There's Adam's Song, Last Kiss (currently in the charts as recorded by Pearl Jam) about a fatal car accident, and slightly less recently Macy Grey's Still Light Up, a song about domestic violence and a woman's longing to be with her abusive lover.

And people say the songs are "good." Not the tunes, but the songs themselves.

You know, if I hear Adam's Song too many more times in the next few days I really might throw my radio out my window.

It's been 10 weeks since my brother's suicide, and only now is it beginning to hurt.

Mt brother was listening to this song while he was dying - although I'm not sure whether he was listening to it with his ears or only with his mind - and at that point I had never heard it played. Not once.
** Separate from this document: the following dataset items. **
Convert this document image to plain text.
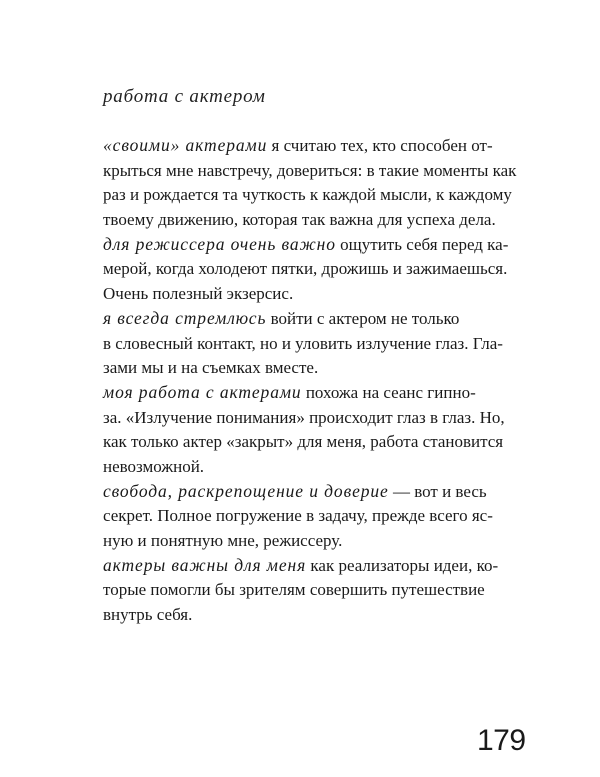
работа с актером
«своими» актерами я считаю тех, кто способен от-
крыться мне навстречу, довериться: в такие моменты как
раз и рождается та чуткость к каждой мысли, к каждому
твоему движению, которая так важна для успеха дела.
для режиссера очень важно ощутить себя перед ка-
мерой, когда холодеют пятки, дрожишь и зажимаешься.
Очень полезный экзерсис.
я всегда стремлюсь войти с актером не только
в словесный контакт, но и уловить излучение глаз. Гла-
зами мы и на съемках вместе.
моя работа с актерами похожа на сеанс гипно-
за. «Излучение понимания» происходит глаз в глаз. Но,
как только актер «закрыт» для меня, работа становится
невозможной.
свобода, раскрепощение и доверие — вот и весь
секрет. Полное погружение в задачу, прежде всего яс-
ную и понятную мне, режиссеру.
актеры важны для меня как реализаторы идеи, ко-
торые помогли бы зрителям совершить путешествие
внутрь себя.
179
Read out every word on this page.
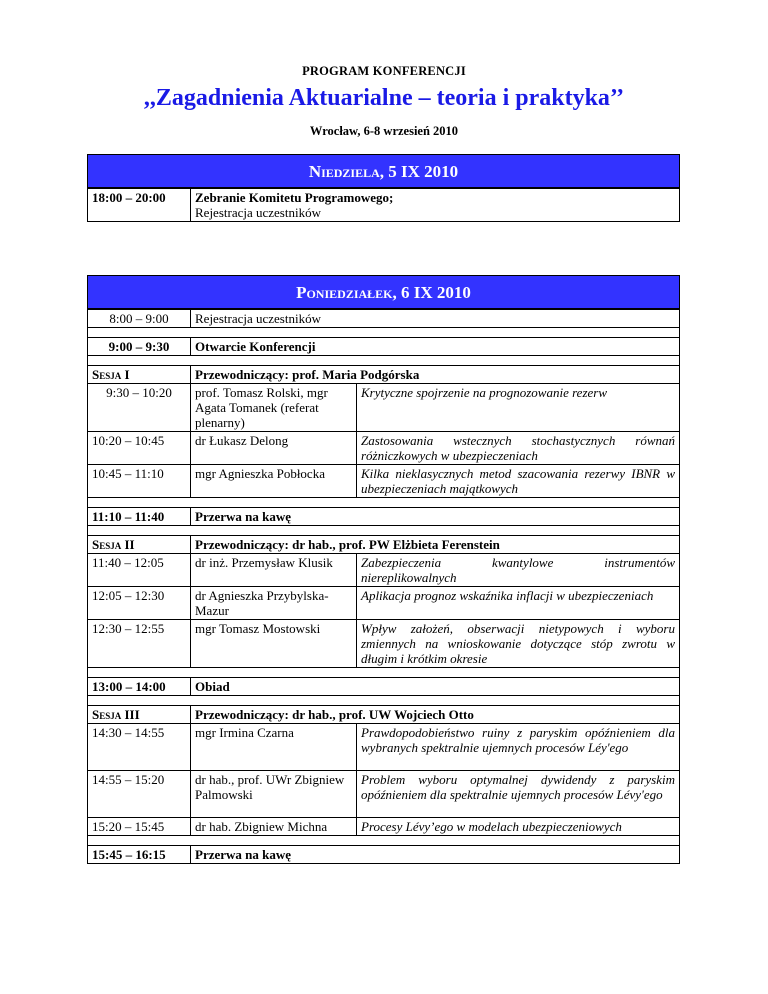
PROGRAM KONFERENCJI
,,Zagadnienia Aktuarialne – teoria i praktyka’’
Wrocław, 6-8 wrzesień 2010
Niedziela, 5 IX 2010
18:00 – 20:00	Zebranie Komitetu Programowego;
Rejestracja uczestników
Poniedziałek, 6 IX 2010
8:00 – 9:00	Rejestracja uczestników	

9:00 – 9:30	Otwarcie Konferencji	

Sesja I	Przewodniczący: prof. Maria Podgórska	
9:30 – 10:20	prof. Tomasz Rolski, mgr Agata Tomanek (referat plenarny)	Krytyczne spojrzenie na prognozowanie rezerw
10:20 – 10:45	dr Łukasz Delong	Zastosowania wstecznych stochastycznych równań różniczkowych w ubezpieczeniach
10:45 – 11:10	mgr Agnieszka Pobłocka	Kilka nieklasycznych metod szacowania rezerwy IBNR w ubezpieczeniach majątkowych

11:10 – 11:40	Przerwa na kawę	

Sesja II	Przewodniczący: dr hab., prof. PW Elżbieta Ferenstein	
11:40 – 12:05	dr inż. Przemysław Klusik	Zabezpieczenia kwantylowe instrumentów niereplikowalnych
12:05 – 12:30	dr Agnieszka Przybylska-Mazur	Aplikacja prognoz wskaźnika inflacji w ubezpieczeniach
12:30 – 12:55	mgr Tomasz Mostowski	Wpływ założeń, obserwacji nietypowych i wyboru zmiennych na wnioskowanie dotyczące stóp zwrotu w długim i krótkim okresie

13:00 – 14:00	Obiad	

Sesja III	Przewodniczący: dr hab., prof. UW Wojciech Otto	
14:30 – 14:55	mgr Irmina Czarna	Prawdopodobieństwo ruiny z paryskim opóźnieniem dla wybranych spektralnie ujemnych procesów Léy'ego
14:55 – 15:20	dr hab., prof. UWr Zbigniew Palmowski	Problem wyboru optymalnej dywidendy z paryskim opóźnieniem dla spektralnie ujemnych procesów Lévy'ego
15:20 – 15:45	dr hab. Zbigniew Michna	Procesy Lévy’ego w modelach ubezpieczeniowych

15:45 – 16:15	Przerwa na kawę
In the last two days my radio station has played Adam's Song approximately seven hundred thousand times. Well, more than a dozen times really, but it feels like so many more.

I don't blame the song for his death any more than I blame the religion he had become involved with, but I do blame the song for making me unnecessarily unhappy in the aftermath.
Actually Trina, I believe Last Kiss was played a lot last year. Mid last year one of my friends was killed in a car accident when a car coming the other way drifted onto the wrong side of the road. The driver was killed instantly, the boyfriend of my friend (who was driving) suffered critical injuries although he has since mostly recovered. My friend also suffered critical injuries ... and died three weeks later from internal injuries.

On the day of the funeral, Last Kiss started getting heavy radio airtime. It was the most appalling song to hear at the time. I remember driving a car load of friends up to Bendigo for the funeral and one of the girls in the back seat begging for the station to be changed. Even now, I cannot bear to hear the song - no-one who knew my friend can bear listen to that song anymore. It cuts too close to the bone.

Which brings me to your observation: Why do we love songs about misery? After all, when the song is close to events that we have experienced, we can't stand listening to it. Yet, if we haven't experienced what the song describes, people love it! Is it some sick voyerism aspect in humanity? Is it relief that our lives aren't as bad as those mentioned in the song? What is it? I'd love to know.